I think that to be useful, a sampler should be able to establish a connection,
accept (and validate) messages from the server, and also be able to emit
messages to the server. When sending messages it should be possible to specify
a namespace as well as the payload.
The sampler page could define behaviour for a single connection telling JMeter
when to send messages and what to include - this would actually be pretty
simple. Response assestions would act against messages that are received where
you would want to be able to specify a different check based on different
nameSpaces / 'rooms'.
Another part of the problem is not just setting up the traffic but also
handling how results are managed. There is no concept of a 'response time' when
you broadcast over a socket so measuring 'performance' would not be done in
traditional ways. Also consider that once you open a TCP connection it stays
open so the concept of a 'thread' would morph slightly to become a 'connection'
(one connection = one user).
But I think that you can simplify logging data for this and still have
something useful. A result file might look like:
timeStamp, sessionId*, type, message, nameSpace,
13nnnnnn, HDGEY45HW8F, SENT, "{myMsg: 'hello'}", "default"

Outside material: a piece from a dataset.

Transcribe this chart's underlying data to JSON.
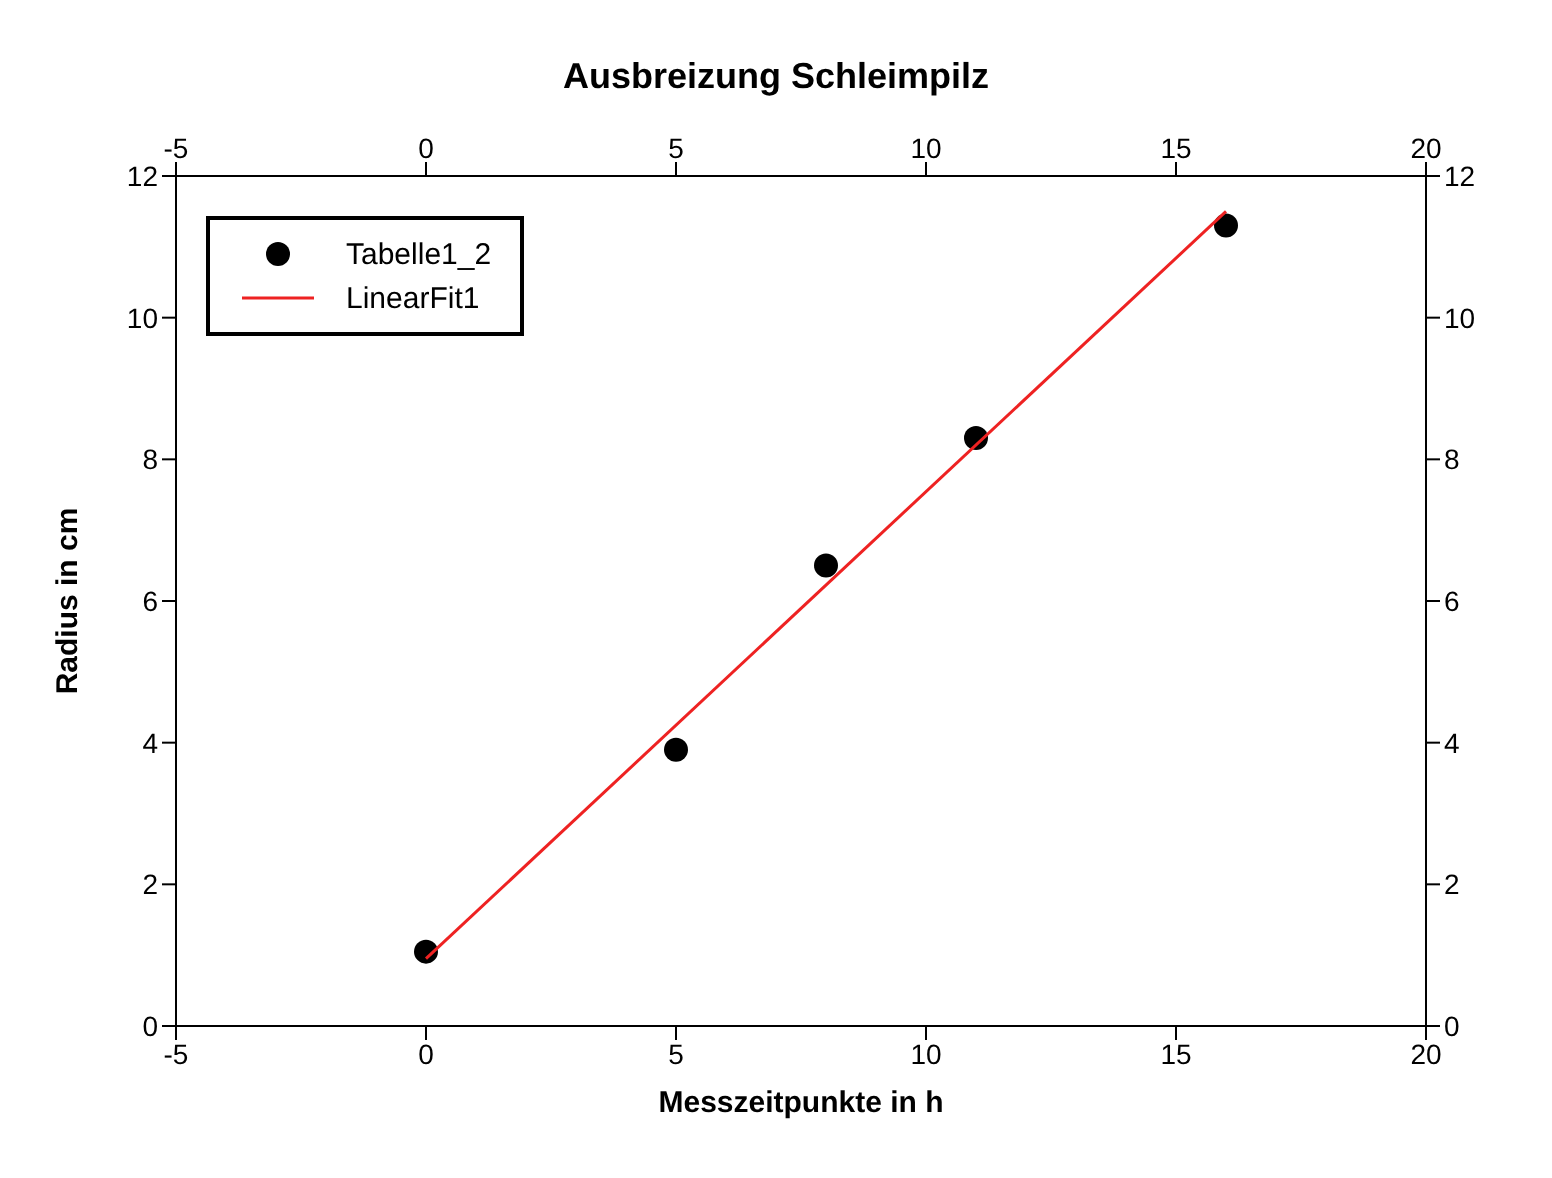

13nnnnnn, HDGEY45HW8F, RECD, "{msg: OK for now}", "status_updates"
(*every socket connection has a session id given to it)
But, really, this data should be stored in json format because in most cases
payloads over websockets are sent as json and, well, also because it's just
better.
[{
timestamp: 13nnnn,
sessionId: ns4j4,
type: sent,
message: "foobar",
etc...
},{
timestamp: 13nnnn,
sessionId: ns4j4,
type: sent,
message: "foobar",
etc...
},{
timestamp: 13nnnn,
sessionId: H3sFHdSf4HFs54djC,
type: recd,
message: {
part1: "abc".
part2: "def"
},
etc...
}]
You'd obviously also need new listeners for this data - maybe just throughput
broken down by sent / recd plus a new version of the aggregate table.